Blue Dramaramas
Yale's theatrically inclined graduates have managed to produce a kind of extra-genetic lineage of their own: from the godfather of the American theatre Thornton Wilder ('20), to Henry Winkler (M.F.A. '70) and Meryl Streep (M.F.A. 75) , and now, in the Broadway production of The Great Gatsby ( word for word, in toto) by a theatre company created by a Yalie (below).
"Break a Leg!"
Rebecca Mead, Onward and Upward with the Arts, “Adaptation,” The New Yorker, September 27, 2010, p. 44
“Gatz”;Elevator Repair Service;“The Great Gatsby”;F. Scott Fitzgerald;Novels;Theatre;Scott ShepherdABSTRACT: ONWARD AND UPWARD WITH THE ARTS about “Gatz,” Elevator Repair Service’s staging of “The Great Gatsby.” It would be misleading to call “Gatz,” which débuts at the Public Theatre later this month, an adaptation of “The Great Gatsby,” since nothing in the novel has been altered to conform to theatrical constraints.
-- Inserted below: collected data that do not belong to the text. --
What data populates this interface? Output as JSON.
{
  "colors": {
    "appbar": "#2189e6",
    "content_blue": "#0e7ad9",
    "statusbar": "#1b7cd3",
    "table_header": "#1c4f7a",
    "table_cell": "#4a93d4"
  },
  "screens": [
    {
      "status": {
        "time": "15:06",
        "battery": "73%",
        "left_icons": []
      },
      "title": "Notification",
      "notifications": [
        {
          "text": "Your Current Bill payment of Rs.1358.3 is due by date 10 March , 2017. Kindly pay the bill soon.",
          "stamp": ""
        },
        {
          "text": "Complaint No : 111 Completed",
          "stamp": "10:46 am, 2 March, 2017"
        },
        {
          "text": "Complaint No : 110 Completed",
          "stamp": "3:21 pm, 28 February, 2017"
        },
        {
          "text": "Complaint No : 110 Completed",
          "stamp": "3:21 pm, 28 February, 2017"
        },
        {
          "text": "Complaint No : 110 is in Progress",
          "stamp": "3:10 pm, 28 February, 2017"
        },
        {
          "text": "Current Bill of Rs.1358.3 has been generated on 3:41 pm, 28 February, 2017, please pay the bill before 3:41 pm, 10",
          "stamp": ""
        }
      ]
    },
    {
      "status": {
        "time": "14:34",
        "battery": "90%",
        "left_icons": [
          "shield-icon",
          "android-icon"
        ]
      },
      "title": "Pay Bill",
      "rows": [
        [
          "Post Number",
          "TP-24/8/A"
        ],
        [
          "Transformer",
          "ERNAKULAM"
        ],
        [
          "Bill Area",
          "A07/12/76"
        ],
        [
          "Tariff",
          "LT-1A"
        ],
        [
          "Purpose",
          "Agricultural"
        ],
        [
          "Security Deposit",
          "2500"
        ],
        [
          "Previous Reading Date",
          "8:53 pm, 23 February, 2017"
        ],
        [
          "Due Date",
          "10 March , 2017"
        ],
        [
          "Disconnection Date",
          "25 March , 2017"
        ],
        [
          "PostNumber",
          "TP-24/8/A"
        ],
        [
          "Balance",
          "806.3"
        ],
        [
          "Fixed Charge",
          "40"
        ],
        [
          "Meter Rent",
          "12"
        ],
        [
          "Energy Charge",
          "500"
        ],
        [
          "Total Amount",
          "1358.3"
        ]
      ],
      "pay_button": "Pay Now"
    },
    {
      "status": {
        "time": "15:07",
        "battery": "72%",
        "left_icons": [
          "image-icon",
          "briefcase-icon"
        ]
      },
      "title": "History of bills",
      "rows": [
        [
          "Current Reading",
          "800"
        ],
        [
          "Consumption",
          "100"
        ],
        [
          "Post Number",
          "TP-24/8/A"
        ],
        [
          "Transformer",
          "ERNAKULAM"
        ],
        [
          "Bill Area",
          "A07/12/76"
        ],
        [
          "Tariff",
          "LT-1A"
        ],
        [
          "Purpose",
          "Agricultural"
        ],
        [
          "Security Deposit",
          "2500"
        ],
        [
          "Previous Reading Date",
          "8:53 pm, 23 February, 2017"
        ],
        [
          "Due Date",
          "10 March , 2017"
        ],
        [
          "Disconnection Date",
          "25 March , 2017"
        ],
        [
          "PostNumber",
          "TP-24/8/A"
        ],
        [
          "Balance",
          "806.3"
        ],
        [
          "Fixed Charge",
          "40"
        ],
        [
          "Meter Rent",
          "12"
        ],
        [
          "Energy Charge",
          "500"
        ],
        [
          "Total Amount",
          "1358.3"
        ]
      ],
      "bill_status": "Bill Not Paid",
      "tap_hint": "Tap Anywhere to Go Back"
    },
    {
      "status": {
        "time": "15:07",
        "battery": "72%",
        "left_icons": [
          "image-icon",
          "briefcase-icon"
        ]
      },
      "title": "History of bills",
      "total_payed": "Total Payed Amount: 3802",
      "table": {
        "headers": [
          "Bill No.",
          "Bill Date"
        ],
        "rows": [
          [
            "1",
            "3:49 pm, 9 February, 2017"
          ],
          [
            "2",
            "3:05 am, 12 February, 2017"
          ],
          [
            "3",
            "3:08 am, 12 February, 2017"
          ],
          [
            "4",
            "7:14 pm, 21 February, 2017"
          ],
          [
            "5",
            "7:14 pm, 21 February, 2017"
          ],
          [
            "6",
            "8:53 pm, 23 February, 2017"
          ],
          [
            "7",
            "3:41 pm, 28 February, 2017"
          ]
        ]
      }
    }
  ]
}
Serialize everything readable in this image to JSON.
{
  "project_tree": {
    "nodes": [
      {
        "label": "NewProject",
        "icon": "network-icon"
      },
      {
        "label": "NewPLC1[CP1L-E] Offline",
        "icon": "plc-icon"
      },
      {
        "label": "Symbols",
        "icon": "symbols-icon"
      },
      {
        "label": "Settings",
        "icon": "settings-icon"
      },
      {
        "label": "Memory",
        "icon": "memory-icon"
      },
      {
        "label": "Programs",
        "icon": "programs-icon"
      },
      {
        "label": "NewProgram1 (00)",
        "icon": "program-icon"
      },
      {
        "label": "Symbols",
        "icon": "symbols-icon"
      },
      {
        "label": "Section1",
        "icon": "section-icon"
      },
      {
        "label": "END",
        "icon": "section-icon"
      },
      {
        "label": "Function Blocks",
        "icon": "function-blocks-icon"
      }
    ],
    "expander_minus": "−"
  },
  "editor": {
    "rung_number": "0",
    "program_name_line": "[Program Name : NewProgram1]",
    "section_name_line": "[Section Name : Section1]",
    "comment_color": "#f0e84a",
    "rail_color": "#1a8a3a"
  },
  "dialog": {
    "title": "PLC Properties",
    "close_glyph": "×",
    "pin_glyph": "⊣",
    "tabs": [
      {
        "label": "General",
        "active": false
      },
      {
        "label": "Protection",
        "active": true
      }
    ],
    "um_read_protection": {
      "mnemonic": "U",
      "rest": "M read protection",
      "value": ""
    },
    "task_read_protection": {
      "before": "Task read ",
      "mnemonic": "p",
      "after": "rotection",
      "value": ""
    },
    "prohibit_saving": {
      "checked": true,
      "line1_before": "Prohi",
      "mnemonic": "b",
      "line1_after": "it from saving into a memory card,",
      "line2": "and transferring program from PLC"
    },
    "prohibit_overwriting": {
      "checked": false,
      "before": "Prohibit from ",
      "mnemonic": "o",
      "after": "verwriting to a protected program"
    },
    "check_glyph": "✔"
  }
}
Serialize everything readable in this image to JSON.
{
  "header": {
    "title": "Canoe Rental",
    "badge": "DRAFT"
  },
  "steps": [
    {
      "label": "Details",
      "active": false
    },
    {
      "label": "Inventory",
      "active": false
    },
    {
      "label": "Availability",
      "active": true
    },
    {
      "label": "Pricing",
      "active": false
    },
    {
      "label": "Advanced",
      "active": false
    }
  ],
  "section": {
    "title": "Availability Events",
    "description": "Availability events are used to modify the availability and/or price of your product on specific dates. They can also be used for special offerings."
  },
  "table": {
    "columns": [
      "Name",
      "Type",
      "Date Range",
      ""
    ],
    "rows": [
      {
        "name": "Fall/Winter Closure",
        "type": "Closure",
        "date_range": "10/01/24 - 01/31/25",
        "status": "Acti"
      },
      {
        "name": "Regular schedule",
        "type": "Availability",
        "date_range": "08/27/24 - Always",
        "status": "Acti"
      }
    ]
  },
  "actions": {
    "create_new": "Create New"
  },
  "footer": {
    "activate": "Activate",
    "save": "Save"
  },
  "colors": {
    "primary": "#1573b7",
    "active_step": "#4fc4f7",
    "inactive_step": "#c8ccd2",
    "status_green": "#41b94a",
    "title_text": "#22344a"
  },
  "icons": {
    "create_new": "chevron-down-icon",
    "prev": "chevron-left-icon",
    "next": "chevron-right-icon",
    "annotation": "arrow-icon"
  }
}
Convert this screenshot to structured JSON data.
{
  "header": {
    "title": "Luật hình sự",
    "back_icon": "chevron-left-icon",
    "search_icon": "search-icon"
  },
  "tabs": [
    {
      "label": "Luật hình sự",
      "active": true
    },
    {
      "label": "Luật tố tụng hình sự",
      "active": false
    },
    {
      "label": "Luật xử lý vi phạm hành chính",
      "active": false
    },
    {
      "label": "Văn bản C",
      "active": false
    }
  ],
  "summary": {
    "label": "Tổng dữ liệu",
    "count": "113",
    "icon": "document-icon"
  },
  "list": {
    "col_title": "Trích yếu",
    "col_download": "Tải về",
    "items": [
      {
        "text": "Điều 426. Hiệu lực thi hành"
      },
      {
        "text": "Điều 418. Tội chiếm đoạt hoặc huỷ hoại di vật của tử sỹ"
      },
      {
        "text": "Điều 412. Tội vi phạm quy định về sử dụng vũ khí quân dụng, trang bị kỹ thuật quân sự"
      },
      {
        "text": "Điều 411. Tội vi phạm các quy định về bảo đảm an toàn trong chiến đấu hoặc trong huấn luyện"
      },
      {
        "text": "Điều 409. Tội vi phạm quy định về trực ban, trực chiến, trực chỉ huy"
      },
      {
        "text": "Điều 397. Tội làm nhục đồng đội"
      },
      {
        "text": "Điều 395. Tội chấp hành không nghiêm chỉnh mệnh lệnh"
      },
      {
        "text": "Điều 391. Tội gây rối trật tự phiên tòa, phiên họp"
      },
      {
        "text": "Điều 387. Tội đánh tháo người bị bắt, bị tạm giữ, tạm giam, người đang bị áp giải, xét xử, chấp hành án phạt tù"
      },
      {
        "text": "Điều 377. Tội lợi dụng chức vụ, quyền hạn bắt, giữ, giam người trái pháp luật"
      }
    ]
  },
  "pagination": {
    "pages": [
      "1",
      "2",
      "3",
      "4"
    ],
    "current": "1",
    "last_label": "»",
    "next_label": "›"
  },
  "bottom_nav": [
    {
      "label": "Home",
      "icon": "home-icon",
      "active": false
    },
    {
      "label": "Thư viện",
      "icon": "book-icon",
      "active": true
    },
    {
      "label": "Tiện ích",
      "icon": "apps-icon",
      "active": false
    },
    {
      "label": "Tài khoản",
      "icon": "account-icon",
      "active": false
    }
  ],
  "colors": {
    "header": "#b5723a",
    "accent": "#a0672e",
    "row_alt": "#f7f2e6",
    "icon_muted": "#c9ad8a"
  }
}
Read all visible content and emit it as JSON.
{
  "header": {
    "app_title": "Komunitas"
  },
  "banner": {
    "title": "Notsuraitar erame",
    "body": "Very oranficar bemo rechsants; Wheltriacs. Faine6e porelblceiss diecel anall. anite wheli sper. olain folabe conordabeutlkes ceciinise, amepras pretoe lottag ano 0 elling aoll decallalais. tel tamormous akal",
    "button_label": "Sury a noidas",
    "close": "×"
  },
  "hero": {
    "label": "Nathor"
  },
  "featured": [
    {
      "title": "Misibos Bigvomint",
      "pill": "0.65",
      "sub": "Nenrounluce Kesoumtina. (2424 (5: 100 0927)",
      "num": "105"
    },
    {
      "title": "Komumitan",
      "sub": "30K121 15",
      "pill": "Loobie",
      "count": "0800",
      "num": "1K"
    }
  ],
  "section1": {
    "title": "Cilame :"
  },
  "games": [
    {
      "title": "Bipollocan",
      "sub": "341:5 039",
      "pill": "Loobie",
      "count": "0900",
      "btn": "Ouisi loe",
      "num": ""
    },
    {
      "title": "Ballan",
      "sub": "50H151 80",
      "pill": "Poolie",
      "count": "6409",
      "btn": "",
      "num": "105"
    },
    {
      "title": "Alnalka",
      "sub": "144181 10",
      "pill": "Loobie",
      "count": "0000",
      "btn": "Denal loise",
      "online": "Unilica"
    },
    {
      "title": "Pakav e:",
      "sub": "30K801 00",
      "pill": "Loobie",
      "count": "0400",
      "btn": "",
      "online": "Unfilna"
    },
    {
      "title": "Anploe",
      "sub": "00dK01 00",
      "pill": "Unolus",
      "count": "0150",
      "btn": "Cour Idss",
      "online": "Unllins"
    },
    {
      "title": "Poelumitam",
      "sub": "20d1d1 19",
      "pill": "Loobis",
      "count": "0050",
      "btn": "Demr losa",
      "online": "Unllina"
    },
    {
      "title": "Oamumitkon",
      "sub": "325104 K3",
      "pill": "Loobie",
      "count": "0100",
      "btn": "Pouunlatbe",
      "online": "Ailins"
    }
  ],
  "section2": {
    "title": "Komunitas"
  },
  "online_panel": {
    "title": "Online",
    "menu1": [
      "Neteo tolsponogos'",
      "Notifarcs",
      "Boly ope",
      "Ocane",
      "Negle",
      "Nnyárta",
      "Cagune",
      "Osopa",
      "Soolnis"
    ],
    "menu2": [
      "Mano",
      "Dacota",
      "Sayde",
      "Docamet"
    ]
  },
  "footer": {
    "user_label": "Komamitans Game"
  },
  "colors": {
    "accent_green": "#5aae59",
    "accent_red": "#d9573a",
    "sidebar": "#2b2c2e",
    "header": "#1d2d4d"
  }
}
Nor is it precisely a theatricalization of the novel: there are no bobbed hairdos, cigarette holders, or flapper gowns. Rather, in “Gatz”—which is the real surname of Jay Gatsby—the text of “The Great Gatsby” is spoken aloud, all forty-nine thousand words of it, and the action unfolds solely within a shabby office space. For the first half hour, the narrator (played by Scott Shepherd), reading aloud from a paperback copy of the novel, impersonates the other characters in the book. But eventually, the other workers in the office begin speaking the dialogue. The remaining text, including every “he said” and “she said,” is supplied by the narrator, who both is and isn’t Nick Carraway. The show lasts for a Wagnerian eight hours, including two short intermissions and a dinner break. Rather than dramatizing “The Great Gatsby,” “Gatz” dramatizes the experience of reading “The Great Gatsby” and in so doing it delivers the book back to its author. Tells about previous adaptations of “The Great Gatsby,” including a 1926 Broadway staging written by Owen Davis, film versions in 1949, 1974, and a televised adaptation in 2000. In 2006, a new attempt was made to bring “Gatsby” to Broadway. The show, written by Simon Levy, had an out-of-town tryout in Minneapolis. After Variety deemed the show “less than satisfying,” the Broadway plan was shelved. Members of Elevator Repair Service first came up with the notion of making a play out of the “The Great Gatsby” in 1999, when Steve Bodow, a founding member of the company, brought the book to rehearsal. (John Collins founded Elevator Repair Service in 1991, soon after he graduated from Yale. Bodow is now the head writer on “The Daily Show”; Collins remains as the company’s director.) Tells about previous production by E.R.S., including adaptations of “The Sound and the Fury” and “The Sun Also Rises,” and describes the process of creating “Gatz.”